EVIDENCES

Par Frédéric Ogée

Tout commence par une projection vers la lumière. Dans l’œuvre vidéo Towards the Light, qui a d’une certaine manière fait naître toutes les projections de matière qui vont suivre, Evi Keller nous invite à un envoûtant voyage au coeur d’un univers de nervures lumineuses, de respirations organiques, de boursouflures magmatiques faisant jaillir du plus profond de la lumière et de la matière ce qui pourrait être (ou avoir été), en parfaite synchronie, nos mondes utérin et cosmique. Confondant l’expérience primale de notre première existence et celle, plus lointaine, plus intuitive, de l’origine du monde, Evi Keller fait apparaître et disparaître au travers d’une méditation visuelle et sonore d’une dizaine de minutes l’évidence du mystère le plus complexe qu’est celui de l’origine de toute vie, de toute matière, c’est à dire qu’au commencement tout est lumière.

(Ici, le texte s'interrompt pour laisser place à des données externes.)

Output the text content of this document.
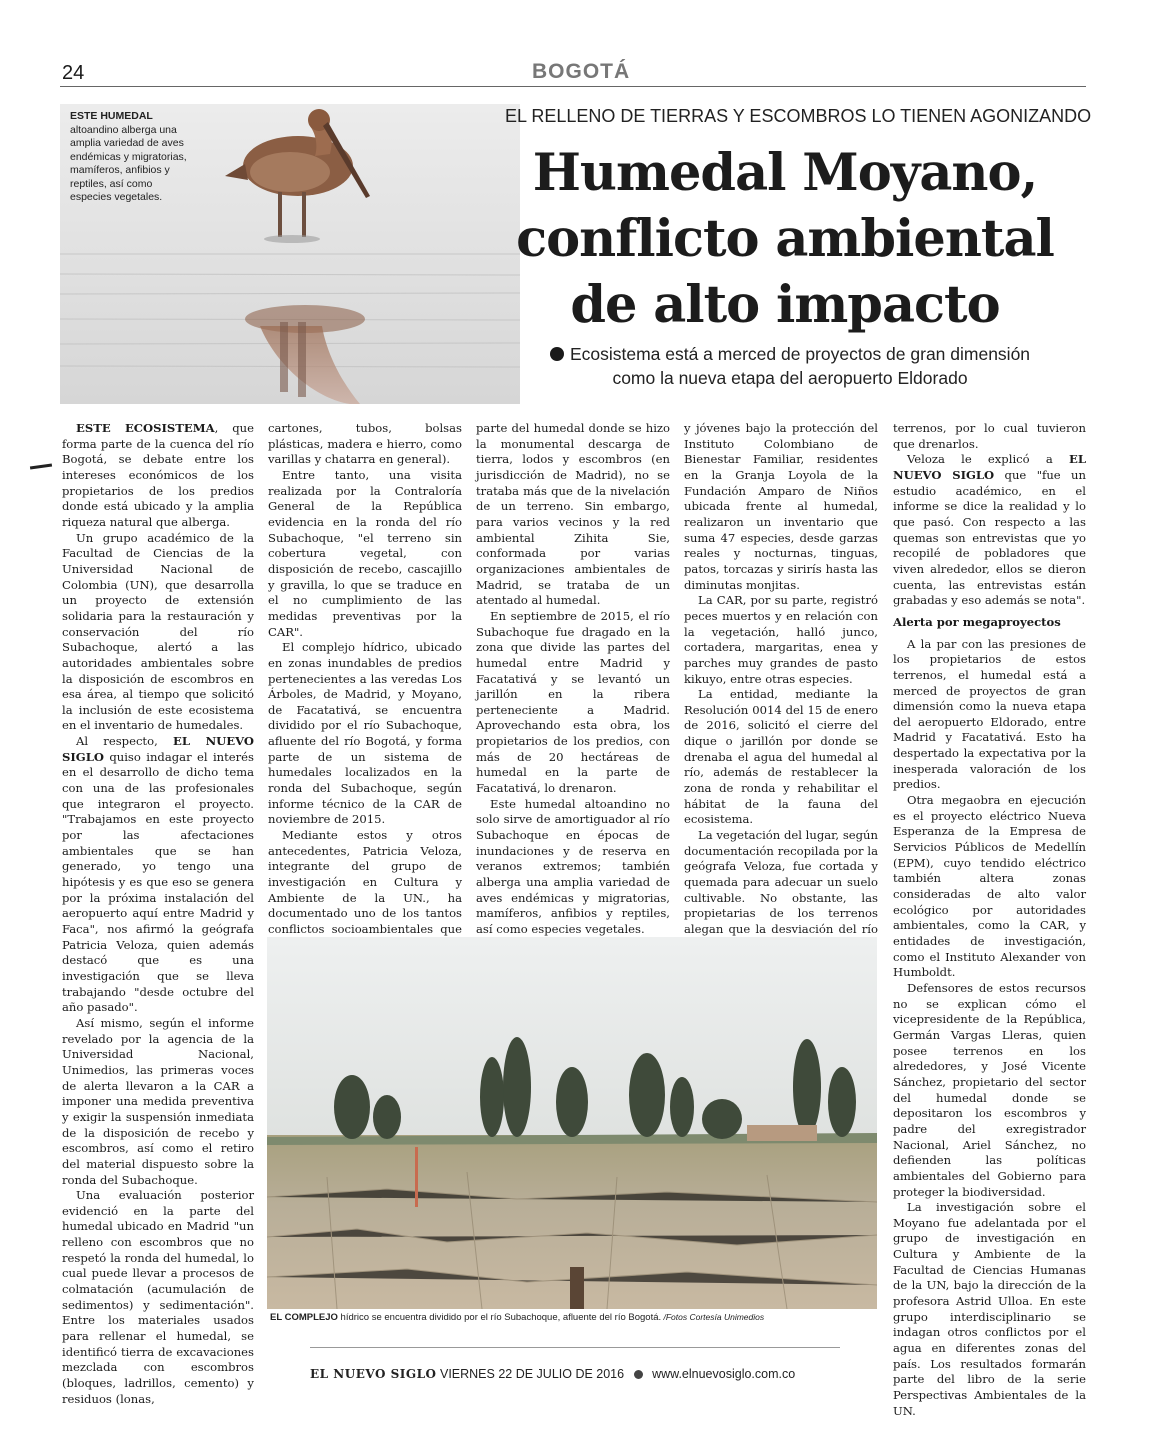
24	BOGOTÁ
ESTE HUMEDAL
altoandino alberga una amplia variedad de aves endémicas y migratorias, mamíferos, anfibios y reptiles, así como especies vegetales.
EL RELLENO DE TIERRAS Y ESCOMBROS LO TIENEN AGONIZANDO
Humedal Moyano,
conflicto ambiental
de alto impacto
Ecosistema está a merced de proyectos de gran dimensión
como la nueva etapa del aeropuerto Eldorado

ESTE ECOSISTEMA, que forma parte de la cuenca del río Bogotá, se debate entre los intereses económicos de los propietarios de los predios donde está ubicado y la amplia riqueza natural que alberga.

Un grupo académico de la Facultad de Ciencias de la Universidad Nacional de Colombia (UN), que desarrolla un proyecto de extensión solidaria para la restauración y conservación del río Subachoque, alertó a las autoridades ambientales sobre la disposición de escombros en esa área, al tiempo que solicitó la inclusión de este ecosistema en el inventario de humedales.

Al respecto, EL NUEVO SIGLO quiso indagar el interés en el desarrollo de dicho tema con una de las profesionales que integraron el proyecto. "Trabajamos en este proyecto por las afectaciones ambientales que se han generado, yo tengo una hipótesis y es que eso se genera por la próxima instalación del aeropuerto aquí entre Madrid y Faca", nos afirmó la geógrafa Patricia Veloza, quien además destacó que es una investigación que se lleva trabajando "desde octubre del año pasado".

Así mismo, según el informe revelado por la agencia de la Universidad Nacional, Unimedios, las primeras voces de alerta llevaron a la CAR a imponer una medida preventiva y exigir la suspensión inmediata de la disposición de recebo y escombros, así como el retiro del material dispuesto sobre la ronda del Subachoque.

Una evaluación posterior evidenció en la parte del humedal ubicado en Madrid "un relleno con escombros que no respetó la ronda del humedal, lo cual puede llevar a procesos de colmatación (acumulación de sedimentos) y sedimentación". Entre los materiales usados para rellenar el humedal, se identificó tierra de excavaciones mezclada con escombros (bloques, ladrillos, cemento) y residuos (lonas,

cartones, tubos, bolsas plásticas, madera e hierro, como varillas y chatarra en general).

Entre tanto, una visita realizada por la Contraloría General de la República evidencia en la ronda del río Subachoque, "el terreno sin cobertura vegetal, con disposición de recebo, cascajillo y gravilla, lo que se traduce en el no cumplimiento de las medidas preventivas por la CAR".

El complejo hídrico, ubicado en zonas inundables de predios pertenecientes a las veredas Los Árboles, de Madrid, y Moyano, de Facatativá, se encuentra dividido por el río Subachoque, afluente del río Bogotá, y forma parte de un sistema de humedales localizados en la ronda del Subachoque, según informe técnico de la CAR de noviembre de 2015.

Mediante estos y otros antecedentes, Patricia Veloza, integrante del grupo de investigación en Cultura y Ambiente de la UN., ha documentado uno de los tantos conflictos socioambientales que

parte del humedal donde se hizo la monumental descarga de tierra, lodos y escombros (en jurisdicción de Madrid), no se trataba más que de la nivelación de un terreno. Sin embargo, para varios vecinos y la red ambiental Zihita Sie, conformada por varias organizaciones ambientales de Madrid, se trataba de un atentado al humedal.

En septiembre de 2015, el río Subachoque fue dragado en la zona que divide las partes del humedal entre Madrid y Facatativá y se levantó un jarillón en la ribera perteneciente a Madrid. Aprovechando esta obra, los propietarios de los predios, con más de 20 hectáreas de humedal en la parte de Facatativá, lo drenaron.

Este humedal altoandino no solo sirve de amortiguador al río Subachoque en épocas de inundaciones y de reserva en veranos extremos; también alberga una amplia variedad de aves endémicas y migratorias, mamíferos, anfibios y reptiles, así como especies vegetales.

y jóvenes bajo la protección del Instituto Colombiano de Bienestar Familiar, residentes en la Granja Loyola de la Fundación Amparo de Niños ubicada frente al humedal, realizaron un inventario que suma 47 especies, desde garzas reales y nocturnas, tinguas, patos, torcazas y sirirís hasta las diminutas monjitas.

La CAR, por su parte, registró peces muertos y en relación con la vegetación, halló junco, cortadera, margaritas, enea y parches muy grandes de pasto kikuyo, entre otras especies.

La entidad, mediante la Resolución 0014 del 15 de enero de 2016, solicitó el cierre del dique o jarillón por donde se drenaba el agua del humedal al río, además de restablecer la zona de ronda y rehabilitar el hábitat de la fauna del ecosistema.

La vegetación del lugar, según documentación recopilada por la geógrafa Veloza, fue cortada y quemada para adecuar un suelo cultivable. No obstante, las propietarias de los terrenos alegan que la desviación del río

terrenos, por lo cual tuvieron que drenarlos.

Veloza le explicó a EL NUEVO SIGLO que "fue un estudio académico, en el informe se dice la realidad y lo que pasó. Con respecto a las quemas son entrevistas que yo recopilé de pobladores que viven alrededor, ellos se dieron cuenta, las entrevistas están grabadas y eso además se nota".

Alerta por megaproyectos

A la par con las presiones de los propietarios de estos terrenos, el humedal está a merced de proyectos de gran dimensión como la nueva etapa del aeropuerto Eldorado, entre Madrid y Facatativá. Esto ha despertado la expectativa por la inesperada valoración de los predios.

Otra megaobra en ejecución es el proyecto eléctrico Nueva Esperanza de la Empresa de Servicios Públicos de Medellín (EPM), cuyo tendido eléctrico también altera zonas consideradas de alto valor ecológico por autoridades ambientales, como la CAR, y entidades de investigación, como el Instituto Alexander von Humboldt.

Defensores de estos recursos no se explican cómo el vicepresidente de la República, Germán Vargas Lleras, quien posee terrenos en los alrededores, y José Vicente Sánchez, propietario del sector del humedal donde se depositaron los escombros y padre del exregistrador Nacional, Ariel Sánchez, no defienden las políticas ambientales del Gobierno para proteger la biodiversidad.

La investigación sobre el Moyano fue adelantada por el grupo de investigación en Cultura y Ambiente de la Facultad de Ciencias Humanas de la UN, bajo la dirección de la profesora Astrid Ulloa. En este grupo interdisciplinario se indagan otros conflictos por el agua en diferentes zonas del país. Los resultados formarán parte del libro de la serie Perspectivas Ambientales de la UN.

EL COMPLEJO hídrico se encuentra dividido por el río Subachoque, afluente del río Bogotá. /Fotos Cortesía Unimedios
EL NUEVO SIGLO VIERNES 22 DE JULIO DE 2016 www.elnuevosiglo.com.co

De cet élan mystique, personnel et poignant, Evi Keller a extrait une série de photographies magnifiques, aux teintes sepia (dont on sait que c’est aussi un arbre aux vertus médicinales), précieux recueil d’arrêts sur image qui invitent dès lors à la contemplation, à ces «transformations silencieuses» dont la temporalité concentrée fait retour sur l’intime. Après l’expérience sidérale de l’œuvre vidéo, ces images-tableaux s’offrent à nous comme autant de méditations picturales, où la sombre lumière, du fond de la composition, fait vibrer les trois autres éléments—l’eau, l’air et la terre—à la manière d’un Turner, pour dire l’histoire intime de son rapport à la matière.

C’est l’origine du monde, c’est celle aussi du travail de l’artiste, et ce qui frappe dans le parcours des différentes œuvres d’Evi Keller c’est sa proximité ontologique, éthique même, avec les entreprises de ces artistes—Le Caravage, Rembrandt, Chardin, Monet, Rothko, Soulages, Freud— qui ont choisi d’éliminer du tableau tout sujet apparent pour faire de cette recherche même de la matière-lumière le sujet de leur quête, et donc le sujet réel de l’œuvre, en suggérant que l’on touche là à l’essentiel.

Nous sommes ici au coeur de l’Histoire, celle qui va du magma initial aux motifs les plus prégnants de la Nature, en particulier ces nombreuses évocations d’arbres frémissants, traits d’union reliant ciel et terre, dans une verticalité essentielle, dont les reflets dans l’eau soulignent la complétude autant qu’ils la fragilisent, prévenant ainsi toute certitude mystique.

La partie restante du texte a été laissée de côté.